Indiana lawmakers want cellphones limited in classrooms



(The Center Square) – Indiana lawmakers want students to be better readers, and one way they want to make sure it happens is by limiting cellphone use in classrooms.

Sen. Jeff Raatz, R-Richmond, pushed two bills that build off the already passed Senate Bill 1 to target literacy and reading levels of students.

The legislation focuses on literacy instruction for students going into the third grade, and one of Raatz’s new bills focuses on students who need support after the third grade.

“Many Hoosier students’ success is at great risk because they lack core reading skills,” Raatz said. “These bills are the result of the state’s education leaders’ research and collaboration to ensure approaching and current third-graders are receiving the best literacy education and fourth- through eighth-grade students with low reading skills are not left behind.”

One reason Raatz thinks students struggle in the classroom is cellphones. His second bill requires each Indiana school to develop a policy limiting cellphone use in classrooms.
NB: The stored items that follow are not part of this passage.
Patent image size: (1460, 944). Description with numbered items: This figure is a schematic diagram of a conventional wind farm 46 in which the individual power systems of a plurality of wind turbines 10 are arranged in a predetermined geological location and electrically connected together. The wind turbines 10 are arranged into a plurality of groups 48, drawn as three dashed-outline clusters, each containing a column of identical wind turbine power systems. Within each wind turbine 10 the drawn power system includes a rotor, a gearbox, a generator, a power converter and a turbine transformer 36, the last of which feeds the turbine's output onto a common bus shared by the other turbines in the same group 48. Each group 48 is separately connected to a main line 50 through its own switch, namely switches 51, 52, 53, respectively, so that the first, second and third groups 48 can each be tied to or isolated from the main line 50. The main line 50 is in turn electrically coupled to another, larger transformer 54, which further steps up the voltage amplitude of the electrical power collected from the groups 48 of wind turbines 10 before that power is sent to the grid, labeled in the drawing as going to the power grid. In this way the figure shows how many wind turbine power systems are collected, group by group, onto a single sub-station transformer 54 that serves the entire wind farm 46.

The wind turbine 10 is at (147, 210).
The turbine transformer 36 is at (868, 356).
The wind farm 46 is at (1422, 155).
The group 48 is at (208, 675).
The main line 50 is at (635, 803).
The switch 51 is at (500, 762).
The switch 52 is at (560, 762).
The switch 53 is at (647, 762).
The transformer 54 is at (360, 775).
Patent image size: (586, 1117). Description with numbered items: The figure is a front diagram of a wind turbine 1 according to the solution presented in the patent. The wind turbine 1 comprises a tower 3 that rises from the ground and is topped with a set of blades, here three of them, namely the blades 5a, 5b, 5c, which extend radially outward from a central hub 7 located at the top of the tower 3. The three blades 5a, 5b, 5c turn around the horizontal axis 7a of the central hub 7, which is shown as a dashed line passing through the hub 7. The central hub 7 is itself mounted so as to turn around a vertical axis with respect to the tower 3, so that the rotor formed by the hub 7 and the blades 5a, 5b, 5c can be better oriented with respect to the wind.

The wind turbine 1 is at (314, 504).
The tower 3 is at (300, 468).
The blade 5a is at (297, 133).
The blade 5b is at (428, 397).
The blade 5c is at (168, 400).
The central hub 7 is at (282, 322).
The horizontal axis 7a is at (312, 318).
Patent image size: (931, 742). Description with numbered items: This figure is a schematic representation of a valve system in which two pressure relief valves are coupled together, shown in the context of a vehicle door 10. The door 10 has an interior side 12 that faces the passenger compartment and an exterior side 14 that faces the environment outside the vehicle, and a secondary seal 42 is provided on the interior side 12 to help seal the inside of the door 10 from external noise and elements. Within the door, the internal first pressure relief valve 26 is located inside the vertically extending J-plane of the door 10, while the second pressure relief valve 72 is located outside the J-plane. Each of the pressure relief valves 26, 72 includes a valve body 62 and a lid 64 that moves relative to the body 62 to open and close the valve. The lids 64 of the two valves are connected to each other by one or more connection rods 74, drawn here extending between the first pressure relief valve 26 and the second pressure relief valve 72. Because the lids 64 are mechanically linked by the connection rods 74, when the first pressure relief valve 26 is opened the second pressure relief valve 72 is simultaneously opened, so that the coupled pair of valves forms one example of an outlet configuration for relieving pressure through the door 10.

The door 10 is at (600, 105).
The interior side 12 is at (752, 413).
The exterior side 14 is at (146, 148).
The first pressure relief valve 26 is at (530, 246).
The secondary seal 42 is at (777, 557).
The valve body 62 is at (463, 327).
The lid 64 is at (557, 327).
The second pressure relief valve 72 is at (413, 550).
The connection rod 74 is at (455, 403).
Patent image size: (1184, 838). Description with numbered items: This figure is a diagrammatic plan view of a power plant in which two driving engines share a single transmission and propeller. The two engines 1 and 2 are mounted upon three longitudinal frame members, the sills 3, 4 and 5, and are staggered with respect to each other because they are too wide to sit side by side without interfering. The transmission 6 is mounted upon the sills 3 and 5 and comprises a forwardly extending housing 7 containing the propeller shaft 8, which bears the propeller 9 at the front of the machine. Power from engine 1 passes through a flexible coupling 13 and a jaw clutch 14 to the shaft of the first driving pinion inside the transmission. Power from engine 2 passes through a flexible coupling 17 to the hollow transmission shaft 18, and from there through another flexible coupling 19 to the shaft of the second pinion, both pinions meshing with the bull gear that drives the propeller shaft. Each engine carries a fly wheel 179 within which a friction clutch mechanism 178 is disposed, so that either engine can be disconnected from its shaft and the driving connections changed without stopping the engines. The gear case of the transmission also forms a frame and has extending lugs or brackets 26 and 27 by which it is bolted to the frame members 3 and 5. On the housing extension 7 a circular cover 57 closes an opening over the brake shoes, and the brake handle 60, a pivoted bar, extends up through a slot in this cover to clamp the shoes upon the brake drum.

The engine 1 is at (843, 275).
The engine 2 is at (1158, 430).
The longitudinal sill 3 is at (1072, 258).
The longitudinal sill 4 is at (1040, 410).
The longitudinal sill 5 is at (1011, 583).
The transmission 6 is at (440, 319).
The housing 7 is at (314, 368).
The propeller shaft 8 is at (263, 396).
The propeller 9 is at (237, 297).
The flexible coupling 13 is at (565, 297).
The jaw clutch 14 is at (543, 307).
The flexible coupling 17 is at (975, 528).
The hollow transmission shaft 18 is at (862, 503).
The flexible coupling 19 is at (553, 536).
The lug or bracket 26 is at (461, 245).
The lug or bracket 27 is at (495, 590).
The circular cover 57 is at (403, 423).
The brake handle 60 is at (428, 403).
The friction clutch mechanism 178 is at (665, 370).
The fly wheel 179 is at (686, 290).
“Cellular devices can be distracting for anyone, especially students learning fundamental skills in the classroom,” Raatz said. “Senate Enrolled Act 185 would ensure our students are paying attention to lessons being taught in the classroom instead of their phones.”

The debate over cellphones in schools has been debated for years nationwide.

Nearly 77% of schools prohibited nonacademic use of cellphones or smartphones during school hours as of 2020, according to the National Center for Education Statistics.

Senate Enrolled Acts 6 and 185 both await Gov. Eric Holcomb’s action.